Hello @yit ,
You can’t. An “empty struct” is treated as a fixed struct with zero fields, so AutoLoader will not expand it later. The NOTE in the screenshot applies to JSON just as much as Parquet/Avro/CSV.
If your goal is “discover whatever shows up under payload and keep adding new sub-fields,” simply don’t specify a hint for payload. AutoLoader will infer and evolve nested fields as and when they appear.
Example code(You can run it anywhere):
base = "/tmp/repro_empty_struct_json/input"
out = "/tmp/repro_empty_struct_json/out_empty_struct"
chk = "/tmp/repro_empty_struct_json/chk"
schema = "/tmp/repro_empty_struct_json/schema"
# cleanup
for p in [base, out, chk,schema]:
_ = dbutils.fs.rm(p, True)
# two files: second file introduces a new nested subfield "bar"
dbutils.fs.mkdirs(base)
dbutils.fs.put(f"{base}/file1.json", """{"id":1,"payload":{"foo":"x"}}""", True)
dbutils.fs.put(f"{base}/file2.json", """{"id":2,"payload":{"foo":"y","bar":123}}""", True)
spark.conf.set("spark.databricks.delta.schema.autoMerge.enabled", "true") # writer evolution
### Run the below code###
dfB = (spark.readStream
.format("cloudFiles")
.option("cloudFiles.format", "json")
.option("cloudFiles.schemaLocation", schema)
.option("cloudFiles.inferColumnTypes", "true")
.option("cloudFiles.schemaEvolutionMode", "addNewColumns")
# no schemaHints for payload
.load(base))
qB = (dfB.writeStream
.format("delta")
.option("checkpointLocation", chk)
.trigger(availableNow=True)
.start(out))
qB.awaitTermination()
spark.read.format("delta").load(out).printSchema()
print("C) Data:")
display(spark.read.format("delta").load(out))

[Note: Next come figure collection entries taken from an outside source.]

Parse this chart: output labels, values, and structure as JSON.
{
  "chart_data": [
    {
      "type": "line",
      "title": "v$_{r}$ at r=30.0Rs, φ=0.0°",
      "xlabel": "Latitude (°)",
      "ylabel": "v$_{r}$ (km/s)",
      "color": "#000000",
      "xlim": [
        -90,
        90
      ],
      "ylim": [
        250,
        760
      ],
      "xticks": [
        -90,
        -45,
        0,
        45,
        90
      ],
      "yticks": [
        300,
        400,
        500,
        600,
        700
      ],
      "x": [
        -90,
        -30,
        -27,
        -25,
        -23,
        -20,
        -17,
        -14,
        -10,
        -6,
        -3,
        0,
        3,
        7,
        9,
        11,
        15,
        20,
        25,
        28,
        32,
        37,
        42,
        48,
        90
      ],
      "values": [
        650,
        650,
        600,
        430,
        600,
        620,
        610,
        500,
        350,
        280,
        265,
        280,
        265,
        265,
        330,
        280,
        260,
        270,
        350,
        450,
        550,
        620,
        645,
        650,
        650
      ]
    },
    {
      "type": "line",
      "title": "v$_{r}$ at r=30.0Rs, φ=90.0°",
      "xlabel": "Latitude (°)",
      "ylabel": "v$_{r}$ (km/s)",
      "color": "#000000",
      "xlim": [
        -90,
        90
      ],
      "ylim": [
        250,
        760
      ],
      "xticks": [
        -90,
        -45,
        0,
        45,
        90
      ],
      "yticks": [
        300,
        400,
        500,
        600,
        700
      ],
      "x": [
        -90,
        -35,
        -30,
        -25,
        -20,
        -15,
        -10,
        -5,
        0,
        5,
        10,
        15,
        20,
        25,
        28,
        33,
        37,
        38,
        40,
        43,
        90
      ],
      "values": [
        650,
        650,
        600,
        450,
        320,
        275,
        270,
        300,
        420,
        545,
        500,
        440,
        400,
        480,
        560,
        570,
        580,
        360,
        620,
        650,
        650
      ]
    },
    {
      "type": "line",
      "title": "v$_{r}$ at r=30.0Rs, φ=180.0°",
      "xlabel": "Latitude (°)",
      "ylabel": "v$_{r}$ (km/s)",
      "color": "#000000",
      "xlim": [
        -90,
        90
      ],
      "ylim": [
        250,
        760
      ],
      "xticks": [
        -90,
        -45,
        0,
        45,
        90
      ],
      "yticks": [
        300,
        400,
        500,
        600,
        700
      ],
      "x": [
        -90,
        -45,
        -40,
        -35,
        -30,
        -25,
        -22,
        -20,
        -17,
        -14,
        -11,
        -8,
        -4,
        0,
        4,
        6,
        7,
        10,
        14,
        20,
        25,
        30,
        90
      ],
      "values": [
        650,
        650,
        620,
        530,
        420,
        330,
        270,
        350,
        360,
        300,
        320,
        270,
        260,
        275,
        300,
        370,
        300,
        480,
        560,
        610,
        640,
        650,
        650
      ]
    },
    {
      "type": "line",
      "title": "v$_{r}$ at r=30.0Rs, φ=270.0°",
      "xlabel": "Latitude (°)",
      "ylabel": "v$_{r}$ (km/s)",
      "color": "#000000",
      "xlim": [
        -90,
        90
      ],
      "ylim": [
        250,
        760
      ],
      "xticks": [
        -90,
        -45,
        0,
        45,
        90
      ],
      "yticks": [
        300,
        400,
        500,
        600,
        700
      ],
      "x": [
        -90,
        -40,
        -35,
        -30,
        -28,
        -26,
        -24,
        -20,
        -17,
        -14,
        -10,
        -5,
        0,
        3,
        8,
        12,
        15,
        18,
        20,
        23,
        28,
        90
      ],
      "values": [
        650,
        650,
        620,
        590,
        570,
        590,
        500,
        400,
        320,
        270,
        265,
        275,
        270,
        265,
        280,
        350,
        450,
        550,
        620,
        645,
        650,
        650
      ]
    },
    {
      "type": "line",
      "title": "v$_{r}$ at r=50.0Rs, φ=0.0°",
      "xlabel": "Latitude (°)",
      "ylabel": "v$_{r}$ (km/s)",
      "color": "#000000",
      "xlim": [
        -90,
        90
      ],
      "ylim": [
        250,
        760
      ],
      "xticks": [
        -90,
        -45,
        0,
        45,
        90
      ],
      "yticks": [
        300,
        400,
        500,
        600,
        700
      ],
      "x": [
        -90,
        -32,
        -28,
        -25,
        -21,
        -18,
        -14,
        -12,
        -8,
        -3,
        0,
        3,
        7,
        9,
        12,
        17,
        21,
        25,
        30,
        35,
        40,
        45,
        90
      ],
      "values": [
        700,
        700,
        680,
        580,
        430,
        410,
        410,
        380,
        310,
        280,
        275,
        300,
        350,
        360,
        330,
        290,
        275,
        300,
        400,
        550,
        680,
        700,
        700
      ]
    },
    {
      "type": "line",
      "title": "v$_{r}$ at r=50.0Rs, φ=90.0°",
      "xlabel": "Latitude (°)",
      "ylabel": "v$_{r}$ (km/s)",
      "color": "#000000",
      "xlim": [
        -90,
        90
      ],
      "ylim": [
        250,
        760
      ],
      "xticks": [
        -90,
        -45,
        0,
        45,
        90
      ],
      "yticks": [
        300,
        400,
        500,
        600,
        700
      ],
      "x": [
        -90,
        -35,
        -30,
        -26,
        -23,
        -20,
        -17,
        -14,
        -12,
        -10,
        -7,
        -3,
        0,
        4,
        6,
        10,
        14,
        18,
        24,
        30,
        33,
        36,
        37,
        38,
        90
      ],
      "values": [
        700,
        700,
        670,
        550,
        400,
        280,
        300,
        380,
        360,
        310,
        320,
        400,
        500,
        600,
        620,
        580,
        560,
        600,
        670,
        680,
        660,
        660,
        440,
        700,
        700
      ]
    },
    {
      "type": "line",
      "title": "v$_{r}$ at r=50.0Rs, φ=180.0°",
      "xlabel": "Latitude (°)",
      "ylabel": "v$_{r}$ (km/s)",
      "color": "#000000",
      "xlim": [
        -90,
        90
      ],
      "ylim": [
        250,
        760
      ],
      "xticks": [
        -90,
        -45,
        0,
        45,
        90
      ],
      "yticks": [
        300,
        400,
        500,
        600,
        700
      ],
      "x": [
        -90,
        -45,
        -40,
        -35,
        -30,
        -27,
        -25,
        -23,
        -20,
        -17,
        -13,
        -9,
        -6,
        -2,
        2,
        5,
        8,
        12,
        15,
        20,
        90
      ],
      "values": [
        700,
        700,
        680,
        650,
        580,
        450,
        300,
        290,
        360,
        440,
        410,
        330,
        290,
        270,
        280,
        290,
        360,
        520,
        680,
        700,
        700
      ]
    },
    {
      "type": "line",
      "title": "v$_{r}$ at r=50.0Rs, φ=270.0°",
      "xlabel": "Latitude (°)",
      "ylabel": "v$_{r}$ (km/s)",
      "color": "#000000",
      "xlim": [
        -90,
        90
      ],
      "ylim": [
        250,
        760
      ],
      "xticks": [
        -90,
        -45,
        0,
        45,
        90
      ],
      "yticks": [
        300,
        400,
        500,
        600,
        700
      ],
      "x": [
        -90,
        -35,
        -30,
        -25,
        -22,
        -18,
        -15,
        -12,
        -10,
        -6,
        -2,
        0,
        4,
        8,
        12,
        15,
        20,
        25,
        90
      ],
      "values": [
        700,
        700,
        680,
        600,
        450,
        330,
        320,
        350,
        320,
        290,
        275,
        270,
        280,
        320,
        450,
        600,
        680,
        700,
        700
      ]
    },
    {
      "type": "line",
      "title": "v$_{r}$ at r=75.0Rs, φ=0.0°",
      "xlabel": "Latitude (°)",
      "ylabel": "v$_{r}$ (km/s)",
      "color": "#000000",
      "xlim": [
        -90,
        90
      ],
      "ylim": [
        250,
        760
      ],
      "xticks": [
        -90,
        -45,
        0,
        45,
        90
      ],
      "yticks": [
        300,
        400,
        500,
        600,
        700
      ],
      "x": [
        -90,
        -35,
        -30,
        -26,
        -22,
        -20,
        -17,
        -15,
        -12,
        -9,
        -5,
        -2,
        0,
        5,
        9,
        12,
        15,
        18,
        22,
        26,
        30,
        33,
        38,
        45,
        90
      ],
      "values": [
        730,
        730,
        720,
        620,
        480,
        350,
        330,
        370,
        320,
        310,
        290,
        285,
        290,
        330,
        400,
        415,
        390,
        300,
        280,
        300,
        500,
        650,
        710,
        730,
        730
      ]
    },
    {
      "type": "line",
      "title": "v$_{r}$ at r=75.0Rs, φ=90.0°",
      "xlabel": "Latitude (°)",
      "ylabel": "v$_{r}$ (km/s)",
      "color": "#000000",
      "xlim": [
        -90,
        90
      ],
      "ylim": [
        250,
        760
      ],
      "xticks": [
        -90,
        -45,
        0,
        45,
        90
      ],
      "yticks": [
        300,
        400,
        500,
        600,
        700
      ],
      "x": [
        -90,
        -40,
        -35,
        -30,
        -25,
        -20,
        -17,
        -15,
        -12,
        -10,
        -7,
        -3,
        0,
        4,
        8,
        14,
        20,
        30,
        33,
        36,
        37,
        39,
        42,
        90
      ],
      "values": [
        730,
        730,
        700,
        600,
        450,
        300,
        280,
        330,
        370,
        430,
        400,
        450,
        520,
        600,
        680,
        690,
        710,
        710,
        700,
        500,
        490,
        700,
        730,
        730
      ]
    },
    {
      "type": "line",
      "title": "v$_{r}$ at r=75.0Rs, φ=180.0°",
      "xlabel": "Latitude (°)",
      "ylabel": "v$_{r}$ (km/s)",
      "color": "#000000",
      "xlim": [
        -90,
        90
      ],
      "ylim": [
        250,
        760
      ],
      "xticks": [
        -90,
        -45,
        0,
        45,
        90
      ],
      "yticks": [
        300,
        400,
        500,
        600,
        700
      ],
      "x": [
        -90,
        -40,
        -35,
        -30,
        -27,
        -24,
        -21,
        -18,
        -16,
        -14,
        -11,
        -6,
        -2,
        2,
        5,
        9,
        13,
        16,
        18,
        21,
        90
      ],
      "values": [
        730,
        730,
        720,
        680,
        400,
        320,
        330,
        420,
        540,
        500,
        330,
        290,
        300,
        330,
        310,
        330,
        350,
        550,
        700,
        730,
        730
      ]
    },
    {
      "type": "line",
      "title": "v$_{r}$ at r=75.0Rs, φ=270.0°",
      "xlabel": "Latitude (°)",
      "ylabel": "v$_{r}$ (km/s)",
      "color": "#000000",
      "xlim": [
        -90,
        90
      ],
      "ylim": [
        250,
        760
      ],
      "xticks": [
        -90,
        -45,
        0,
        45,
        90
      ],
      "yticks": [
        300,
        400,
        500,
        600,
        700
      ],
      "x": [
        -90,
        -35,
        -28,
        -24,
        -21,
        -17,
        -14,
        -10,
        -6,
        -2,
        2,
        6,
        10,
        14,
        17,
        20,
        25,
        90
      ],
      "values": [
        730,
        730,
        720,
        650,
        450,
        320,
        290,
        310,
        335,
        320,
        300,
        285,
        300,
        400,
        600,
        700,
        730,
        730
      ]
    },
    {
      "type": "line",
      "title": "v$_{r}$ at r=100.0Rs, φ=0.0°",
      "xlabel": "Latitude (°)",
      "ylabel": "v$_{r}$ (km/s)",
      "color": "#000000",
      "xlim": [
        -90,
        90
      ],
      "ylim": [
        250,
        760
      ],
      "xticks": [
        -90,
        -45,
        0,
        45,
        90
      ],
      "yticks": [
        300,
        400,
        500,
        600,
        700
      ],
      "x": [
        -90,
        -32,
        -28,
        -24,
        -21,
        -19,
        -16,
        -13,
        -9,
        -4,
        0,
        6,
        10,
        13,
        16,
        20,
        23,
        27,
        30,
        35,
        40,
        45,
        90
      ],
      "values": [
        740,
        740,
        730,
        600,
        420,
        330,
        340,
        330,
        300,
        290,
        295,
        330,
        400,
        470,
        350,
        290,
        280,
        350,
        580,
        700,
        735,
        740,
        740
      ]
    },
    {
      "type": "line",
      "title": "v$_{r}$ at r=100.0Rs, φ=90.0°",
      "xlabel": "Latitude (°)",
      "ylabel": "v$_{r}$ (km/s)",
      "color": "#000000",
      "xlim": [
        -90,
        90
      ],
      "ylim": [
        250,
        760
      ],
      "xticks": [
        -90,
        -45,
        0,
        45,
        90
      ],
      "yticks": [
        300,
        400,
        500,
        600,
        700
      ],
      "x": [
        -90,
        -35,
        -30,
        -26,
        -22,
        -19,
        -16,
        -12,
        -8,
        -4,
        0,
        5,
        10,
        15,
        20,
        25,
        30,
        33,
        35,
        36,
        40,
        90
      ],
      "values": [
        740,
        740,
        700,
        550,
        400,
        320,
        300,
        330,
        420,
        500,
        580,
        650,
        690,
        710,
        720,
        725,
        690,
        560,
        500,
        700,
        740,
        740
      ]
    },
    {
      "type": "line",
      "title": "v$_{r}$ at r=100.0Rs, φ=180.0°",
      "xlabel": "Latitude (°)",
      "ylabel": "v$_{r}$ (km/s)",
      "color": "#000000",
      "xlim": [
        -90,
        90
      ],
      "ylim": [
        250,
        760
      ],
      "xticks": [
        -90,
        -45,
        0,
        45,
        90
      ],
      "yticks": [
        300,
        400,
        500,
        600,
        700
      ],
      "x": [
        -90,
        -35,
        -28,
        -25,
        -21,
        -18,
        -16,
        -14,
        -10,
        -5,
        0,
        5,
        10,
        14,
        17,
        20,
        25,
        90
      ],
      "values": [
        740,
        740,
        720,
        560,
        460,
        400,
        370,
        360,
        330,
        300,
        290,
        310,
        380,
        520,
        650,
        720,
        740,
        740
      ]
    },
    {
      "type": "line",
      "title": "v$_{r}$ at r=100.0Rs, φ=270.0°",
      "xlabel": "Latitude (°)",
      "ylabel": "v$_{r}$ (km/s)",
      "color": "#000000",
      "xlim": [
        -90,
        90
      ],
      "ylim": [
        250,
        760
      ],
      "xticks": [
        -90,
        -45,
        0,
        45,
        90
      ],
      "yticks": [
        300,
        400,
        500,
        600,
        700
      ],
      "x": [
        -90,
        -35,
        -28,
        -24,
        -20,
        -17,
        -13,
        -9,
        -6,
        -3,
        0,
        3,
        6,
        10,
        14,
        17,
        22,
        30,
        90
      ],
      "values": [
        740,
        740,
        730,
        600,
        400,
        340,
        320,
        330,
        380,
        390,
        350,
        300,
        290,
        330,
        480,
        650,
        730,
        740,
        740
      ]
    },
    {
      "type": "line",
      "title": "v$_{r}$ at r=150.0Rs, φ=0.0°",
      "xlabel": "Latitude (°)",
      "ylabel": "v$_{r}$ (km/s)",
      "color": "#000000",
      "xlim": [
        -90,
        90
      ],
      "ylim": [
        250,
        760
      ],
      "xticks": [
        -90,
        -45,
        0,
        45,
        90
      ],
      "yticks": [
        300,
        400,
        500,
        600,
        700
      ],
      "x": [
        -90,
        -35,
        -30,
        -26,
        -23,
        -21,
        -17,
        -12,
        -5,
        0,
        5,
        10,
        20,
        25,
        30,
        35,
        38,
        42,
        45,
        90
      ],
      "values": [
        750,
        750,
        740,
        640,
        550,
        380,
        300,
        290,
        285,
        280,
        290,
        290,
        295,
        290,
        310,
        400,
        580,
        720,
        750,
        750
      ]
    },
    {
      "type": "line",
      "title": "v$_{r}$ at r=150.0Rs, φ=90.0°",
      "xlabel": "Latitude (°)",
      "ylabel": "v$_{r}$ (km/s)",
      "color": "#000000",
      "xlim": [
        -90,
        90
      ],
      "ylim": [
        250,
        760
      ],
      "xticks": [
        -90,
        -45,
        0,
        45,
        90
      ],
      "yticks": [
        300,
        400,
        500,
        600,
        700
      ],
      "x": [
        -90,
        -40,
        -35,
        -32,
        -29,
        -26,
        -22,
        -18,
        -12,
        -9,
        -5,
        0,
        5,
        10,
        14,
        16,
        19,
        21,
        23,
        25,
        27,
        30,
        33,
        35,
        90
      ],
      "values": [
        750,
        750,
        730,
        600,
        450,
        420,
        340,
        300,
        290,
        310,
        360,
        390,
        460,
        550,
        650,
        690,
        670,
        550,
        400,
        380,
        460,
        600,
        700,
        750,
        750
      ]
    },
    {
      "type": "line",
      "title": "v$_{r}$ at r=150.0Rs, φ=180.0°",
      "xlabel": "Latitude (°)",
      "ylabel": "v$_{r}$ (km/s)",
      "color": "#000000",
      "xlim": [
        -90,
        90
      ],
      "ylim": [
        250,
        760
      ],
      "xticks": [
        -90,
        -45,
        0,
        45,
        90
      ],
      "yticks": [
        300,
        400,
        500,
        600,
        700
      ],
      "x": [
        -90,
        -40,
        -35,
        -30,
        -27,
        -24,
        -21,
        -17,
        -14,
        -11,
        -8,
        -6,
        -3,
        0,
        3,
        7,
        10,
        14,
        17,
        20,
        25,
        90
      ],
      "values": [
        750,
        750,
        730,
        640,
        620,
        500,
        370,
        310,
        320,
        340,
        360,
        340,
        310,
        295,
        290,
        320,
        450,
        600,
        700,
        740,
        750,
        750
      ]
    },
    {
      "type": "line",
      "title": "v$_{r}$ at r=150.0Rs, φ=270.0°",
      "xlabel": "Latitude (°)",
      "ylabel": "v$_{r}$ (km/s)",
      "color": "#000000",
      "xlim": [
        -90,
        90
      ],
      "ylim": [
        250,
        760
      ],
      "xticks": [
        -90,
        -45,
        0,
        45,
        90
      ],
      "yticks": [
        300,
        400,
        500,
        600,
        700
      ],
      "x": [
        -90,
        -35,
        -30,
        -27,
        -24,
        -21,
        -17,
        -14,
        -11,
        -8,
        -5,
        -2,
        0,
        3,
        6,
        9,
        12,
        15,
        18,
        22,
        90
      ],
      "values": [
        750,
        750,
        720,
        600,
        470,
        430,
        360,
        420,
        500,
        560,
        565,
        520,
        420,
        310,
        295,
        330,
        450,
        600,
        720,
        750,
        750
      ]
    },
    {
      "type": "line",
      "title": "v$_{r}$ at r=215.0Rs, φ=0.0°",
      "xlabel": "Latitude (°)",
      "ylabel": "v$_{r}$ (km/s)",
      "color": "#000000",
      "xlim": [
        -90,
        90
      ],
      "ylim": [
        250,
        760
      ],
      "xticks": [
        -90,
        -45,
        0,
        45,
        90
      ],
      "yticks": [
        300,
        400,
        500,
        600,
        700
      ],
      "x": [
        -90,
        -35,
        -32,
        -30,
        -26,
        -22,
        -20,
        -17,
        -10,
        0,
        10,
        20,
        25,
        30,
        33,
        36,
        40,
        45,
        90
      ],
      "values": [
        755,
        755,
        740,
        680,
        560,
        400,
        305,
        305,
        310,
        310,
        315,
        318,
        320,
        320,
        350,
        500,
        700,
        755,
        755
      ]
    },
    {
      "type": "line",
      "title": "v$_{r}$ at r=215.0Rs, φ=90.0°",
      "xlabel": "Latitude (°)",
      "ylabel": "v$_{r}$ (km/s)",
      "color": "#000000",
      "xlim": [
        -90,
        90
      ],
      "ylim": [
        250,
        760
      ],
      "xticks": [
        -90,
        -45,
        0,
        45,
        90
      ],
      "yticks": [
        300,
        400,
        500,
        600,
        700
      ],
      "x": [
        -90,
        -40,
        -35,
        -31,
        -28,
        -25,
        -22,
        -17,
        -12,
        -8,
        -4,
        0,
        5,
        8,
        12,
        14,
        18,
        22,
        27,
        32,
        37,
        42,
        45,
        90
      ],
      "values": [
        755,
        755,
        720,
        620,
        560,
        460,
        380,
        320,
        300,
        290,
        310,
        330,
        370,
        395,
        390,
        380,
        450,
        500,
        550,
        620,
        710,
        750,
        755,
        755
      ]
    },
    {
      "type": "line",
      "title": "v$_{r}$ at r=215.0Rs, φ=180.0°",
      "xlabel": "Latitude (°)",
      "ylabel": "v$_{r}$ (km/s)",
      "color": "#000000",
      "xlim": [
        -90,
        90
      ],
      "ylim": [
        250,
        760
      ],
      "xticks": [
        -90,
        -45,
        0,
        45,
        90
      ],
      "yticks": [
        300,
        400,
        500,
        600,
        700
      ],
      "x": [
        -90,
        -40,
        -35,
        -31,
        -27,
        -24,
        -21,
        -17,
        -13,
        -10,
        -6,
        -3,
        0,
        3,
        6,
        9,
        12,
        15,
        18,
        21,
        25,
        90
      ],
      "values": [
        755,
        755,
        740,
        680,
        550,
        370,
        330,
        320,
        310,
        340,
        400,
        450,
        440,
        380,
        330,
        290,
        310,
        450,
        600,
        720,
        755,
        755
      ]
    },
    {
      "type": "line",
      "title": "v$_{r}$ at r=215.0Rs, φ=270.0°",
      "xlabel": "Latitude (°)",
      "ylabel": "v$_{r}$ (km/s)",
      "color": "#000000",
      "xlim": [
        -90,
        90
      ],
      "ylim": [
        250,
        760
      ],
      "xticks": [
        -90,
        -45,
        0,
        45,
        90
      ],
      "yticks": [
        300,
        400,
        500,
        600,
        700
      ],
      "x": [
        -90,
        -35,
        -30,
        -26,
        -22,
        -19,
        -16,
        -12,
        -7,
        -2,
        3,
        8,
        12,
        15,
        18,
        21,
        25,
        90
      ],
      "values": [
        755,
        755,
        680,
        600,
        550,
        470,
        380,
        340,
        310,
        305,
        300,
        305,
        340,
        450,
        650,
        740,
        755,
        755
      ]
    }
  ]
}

##### Add a new file with more subfields####
dbutils.fs.put(f"{base}/file3.json",
"""{"id":2,"payload":{"foo":"y","bar":123,"abc":{"foo1":"x"}}}""",
True)
#### Re-run the above code again ###
You will see that the job will fail for the first time, and once you retry ,it will ivolve the schema automatically and provide the expected schema and result
Please do let me know if you have any further questions. Thanks!